Oct 13, 2011

Ogaden: Zenawi Labels Jailed Journalists As ‘Terrorists’


After being met by vocal protests in a visit to Norway this week, Prime Minister Zenawi has proceeded to brand the two arrested Swedish journalists who have been trying to report on the human rights situation of the Ogaden as ‘terrorists’.

Below is an article published by Sudan Tribune:

An international press freedom watch dog has accused Ethiopian Prime Minister, Meles Zenawi, of prematurely calling two jailed Swedish journalists “partners of terrorist organization” while their case is still in court.

The New York-based, Committee to Protect Journalists (CPJ) said "Zenawi’s public accusations on Monday against two imprisoned Swedish journalists compromise the presumption of their innocence and predetermine the outcome of their case".

The two Swedish journalists, Johan Persson and Martin Schibbye, in July illegally crossed into Ethiopia’s Somali Region from neighboring semi-autonomous region of Puntland, with some armed members the Ogaden National Liberation Front (ONLF) rebel group, recently designated as terrorist organisation by Addis Ababa.

The Swedes who also were wounded in a security operation then are charged with professionally promoting terrorism, engaging in terrorist conducts, and entering the country illegally.

"They are, at the very least, messenger boys of a terrorist organization. They are not journalists," Zenawi said in a Monday interview with Norwegian newspaper, Aftenposten.

"Why would a journalist be involved with a terrorist organization and enter a country with that terrorist organization, escorted by armed terrorists, and participate in a fighting in which this terrorist organization was involved? If that is journalism, I don’t know what terrorism is."

Zenawi went on to say that government has video proof showing the Swedes taking training with the rebels. CPJ says the footage is a government-produced video released by authorities in July in which one of the journalist (Persson) is seen handling a weapon.

"We have video clippings of this journalist training with the rebels", the prime minister said. In the same video, Schibbye is heard being instructed by an Ethiopian security officer to say to the camera, "We came to the Ogaden region to do interviews with the ONLF," according to CPJ research.

CPJ condemned labeling the journalists as accomplices to terrorists ahead of the court ruling and further urged Ethiopian authorities to conduct a fair trial.

"Since arresting Johan Persson and Martin Schibbye, the Ethiopian government has compromised their fundamental rights of defense-chiefly, the presumption of innocence-by portraying them in the media as accomplices to terrorists, charging them with terrorism without the presence of their lawyers, and making accusatory statements against them, like those by Prime Minister Meles Zenawi, which appear to predetermine the outcome of their trial before it even starts," said CPJ Africa Advocacy Coordinator Mohamed Keita.

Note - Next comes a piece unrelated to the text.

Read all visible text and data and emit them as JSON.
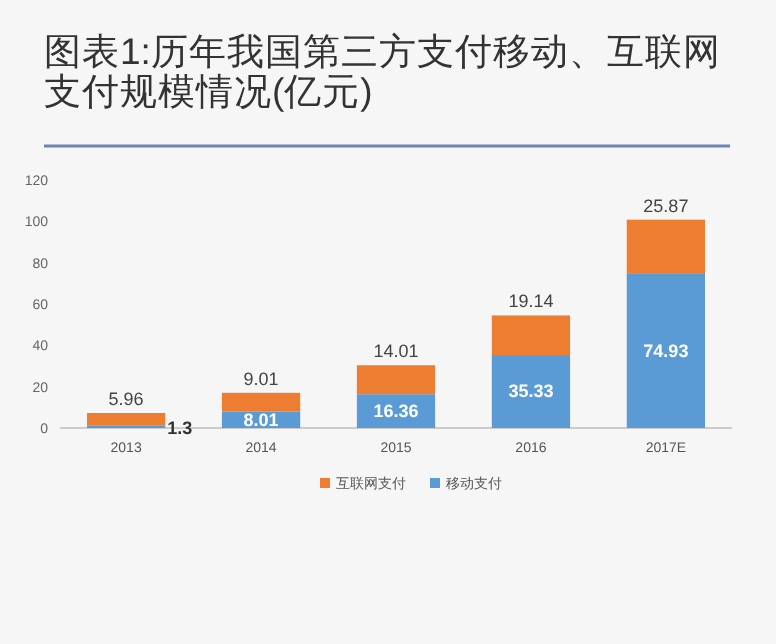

"We call on the Ethiopian judiciary to guarantee both journalists a fair trial in what has become a politicized case."

In the interview, Zenawi called the journalists’ case "an issue of crime, an ordinary criminal issue," and said,

"Those who want to enter Ethiopia legally are not being prevented from entering the country legally, including journalists." However according to CPJ, media in Sweden reported on Monday that not one Swedish journalist who had applied for a visa to attend the journalists’ October 18 trial had been approved yet.

According to CPJ research, with eight journalists behind bars, Ethiopia is continent’s second most jailers of journalists next to Eritrea.

Despite accusations of wide ranging human rights violations from advocacy groups, the Ethiopian premier said his country was "moving in the right direction" in terms of human rights.

"We have reached a very advanced stage of rule of law and respect for human rights," he said. "Fundamentally, this is a country where democratic rights of people are respected", he told Norwegian newspaper Aftenposten.

Founded in 1984, the ONLF is a separatist group which has been fighting for the independence of the oil promising and dominantly ethnic Somali region of Ogaden.